Saturday, December 23, 2006

Dad and me

"So you must be daddy's little girl, then?"

This is what people inevitably say when I tell them I'm the oldest girl and close to my dad.

But they're wrong.

I was NEVER Daddy's little girl. Neither was my sister. The thing about my dad is that he never treats us like we're "little."

Memory: I'm in 11th grade and completely stuck on my math homework. This is the year that math finally catches up to me, and my supposed aptitude in math turns out to be very limited. I'm sitting at the dining room table with my bathrobe over my clothes (Dad always kept the house cold in those days of the "energy crisis"), and my dad comes over. "Hey, hey. That's enough of that." He hands me his handkerchief (I think my dad is the last person on the planet to always have a handkerchief in his pocket.) "Now what are you working on?" I wipe my eyes and tell him, in a shakey voice, about the math problem. He sits down beside me and looks at the problem. "OK now. Let's start with what you know . . . "

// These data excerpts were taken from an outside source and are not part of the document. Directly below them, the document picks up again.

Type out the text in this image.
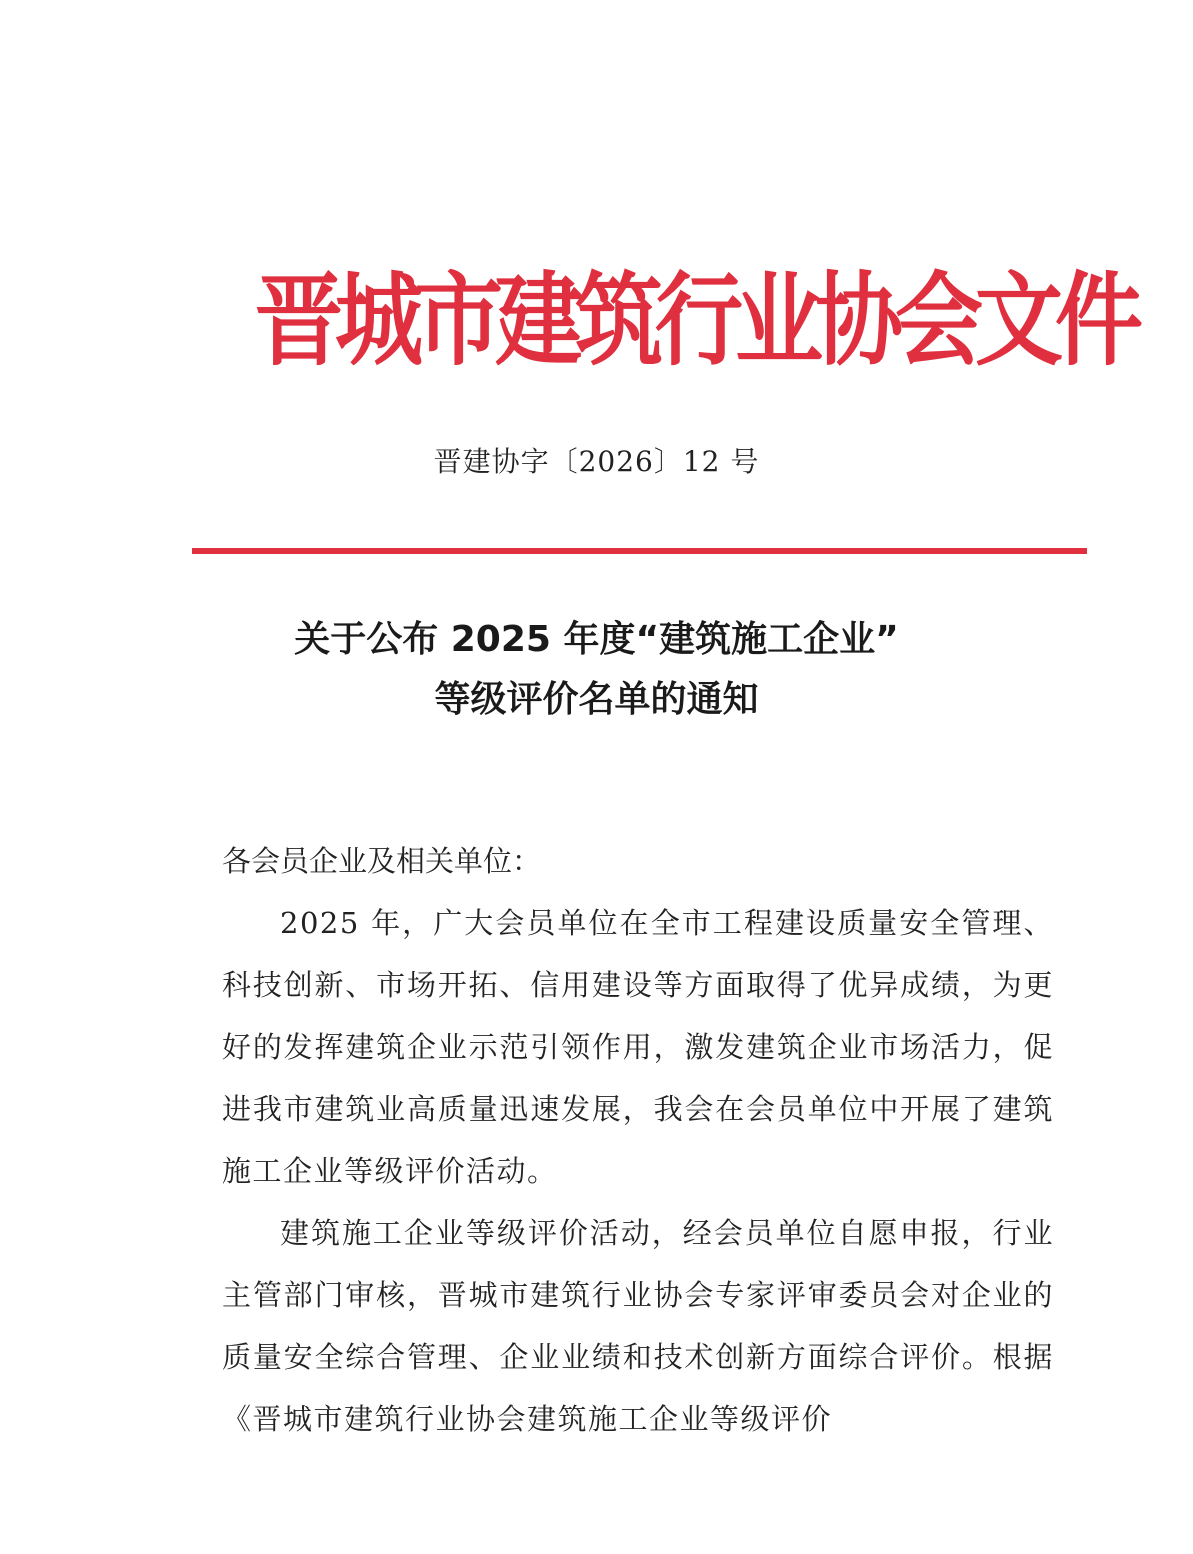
晋城市建筑行业协会文件
晋建协字〔2026〕12 号
关于公布 2025 年度“建筑施工企业”
等级评价名单的通知

各会员企业及相关单位：

2025 年，广大会员单位在全市工程建设质量安全管理、科技创新、市场开拓、信用建设等方面取得了优异成绩，为更好的发挥建筑企业示范引领作用，激发建筑企业市场活力，促进我市建筑业高质量迅速发展，我会在会员单位中开展了建筑施工企业等级评价活动。

建筑施工企业等级评价活动，经会员单位自愿申报，行业主管部门审核，晋城市建筑行业协会专家评审委员会对企业的质量安全综合管理、企业业绩和技术创新方面综合评价。根据《晋城市建筑行业协会建筑施工企业等级评价
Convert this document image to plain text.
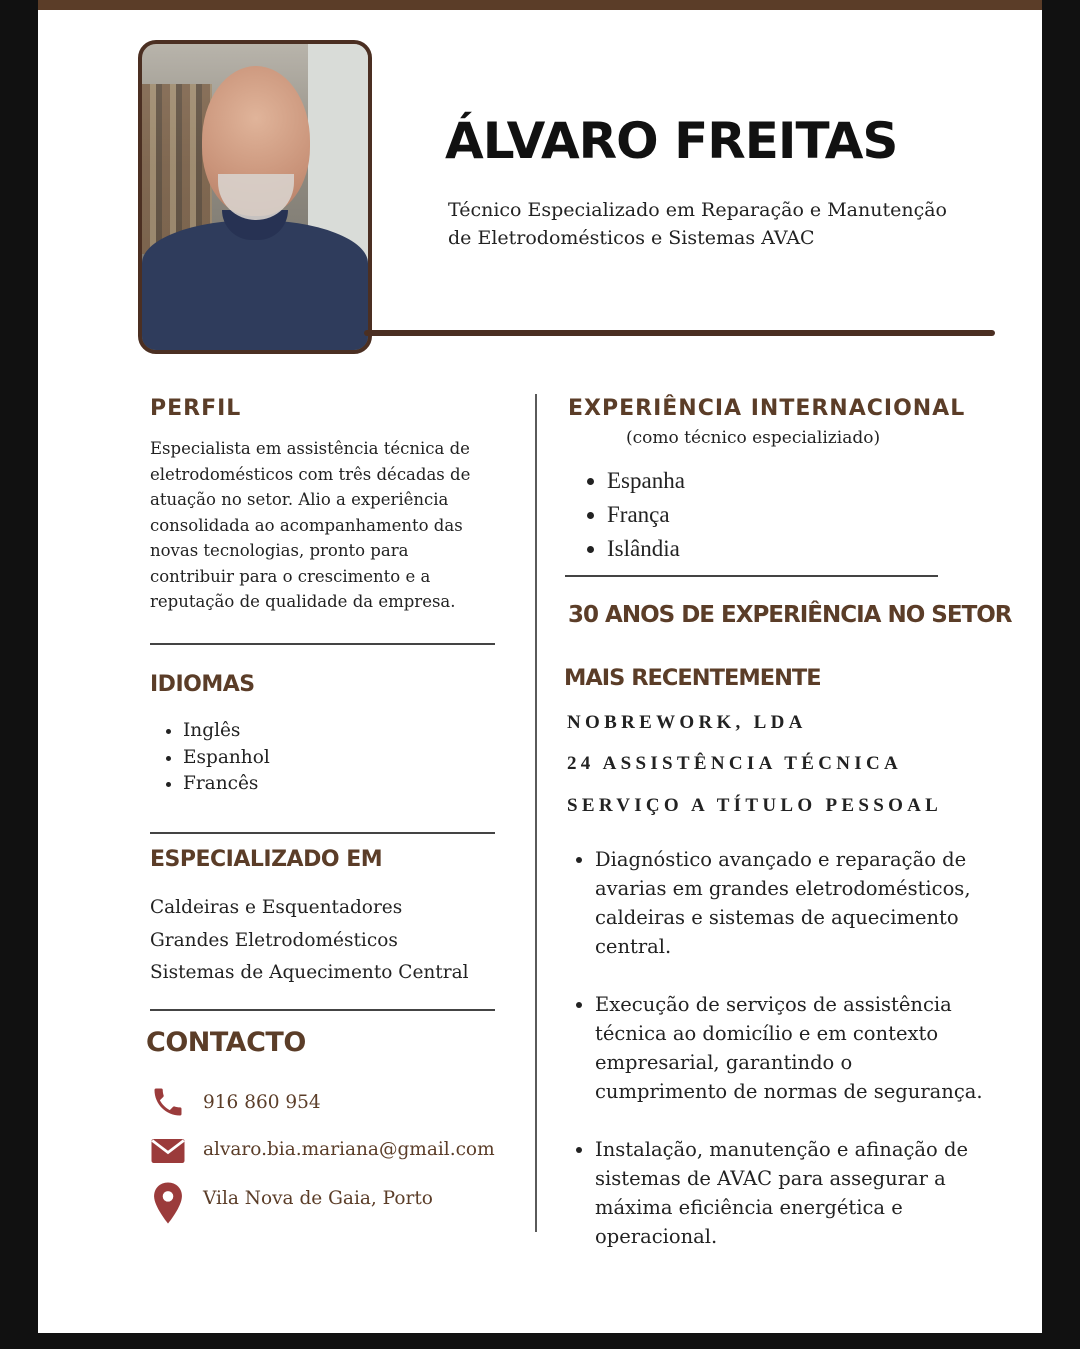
ÁLVARO FREITAS
Técnico Especializado em Reparação e Manutenção
de Eletrodomésticos e Sistemas AVAC
PERFIL
Especialista em assistência técnica de
eletrodomésticos com três décadas de
atuação no setor. Alio a experiência
consolidada ao acompanhamento das
novas tecnologias, pronto para
contribuir para o crescimento e a
reputação de qualidade da empresa.
IDIOMAS
• Inglês
• Espanhol
• Francês
ESPECIALIZADO EM
Caldeiras e Esquentadores
Grandes Eletrodomésticos
Sistemas de Aquecimento Central
CONTACTO
916 860 954
alvaro.bia.mariana@gmail.com
Vila Nova de Gaia, Porto
EXPERIÊNCIA INTERNACIONAL
(como técnico especializiado)
• Espanha
• França
• Islândia
30 ANOS DE EXPERIÊNCIA NO SETOR
MAIS RECENTEMENTE
NOBREWORK, LDA
24 ASSISTÊNCIA TÉCNICA
SERVIÇO A TÍTULO PESSOAL
• Diagnóstico avançado e reparação de
avarias em grandes eletrodomésticos,
caldeiras e sistemas de aquecimento
central.
• Execução de serviços de assistência
técnica ao domicílio e em contexto
empresarial, garantindo o
cumprimento de normas de segurança.
• Instalação, manutenção e afinação de
sistemas de AVAC para assegurar a
máxima eficiência energética e
operacional.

Memory: I'm 25, I've just bought my first car, and it's a lemon, a 15-year-old Volkswagen Beetle with a rusted floor and unreliable engine. I've driven it home from grad school somehow, and my dad has looked it over. He lists the problems that need to be corrected. I lie back on the living room floor with my hands over my face. "What do you want to do?" he asks. "Work on it, or junk it?" I can't cry or feel sorry for myself now: I have to make a decision. I breathe and think. Then sit up. "I want to work on it," I say. "OK," says Dad.

There are lots of ways that I would hope to be like my Dad. Dad always thinks of problems as opportunities--not roadblocks. He has boundless energy--physical, mental, emotional. He's optimistic even in the face of terrible odds (like his cancer diagnosis). He wants others to enjoy life the way he does, and his enthusiasm is contagious. He respects and reaches out to people, from the LPN who changes his sheets at the hospital these days to his oldest friends, and they love him for it.

If any of that has rubbed off on me, I've gotten it from him. If I can be a bit like dad, I'll be a better martial artist. I'll be a better person.

1 comment:

Anonymous said...

That's a wonderful tribute, Jane. Thanks for sharing.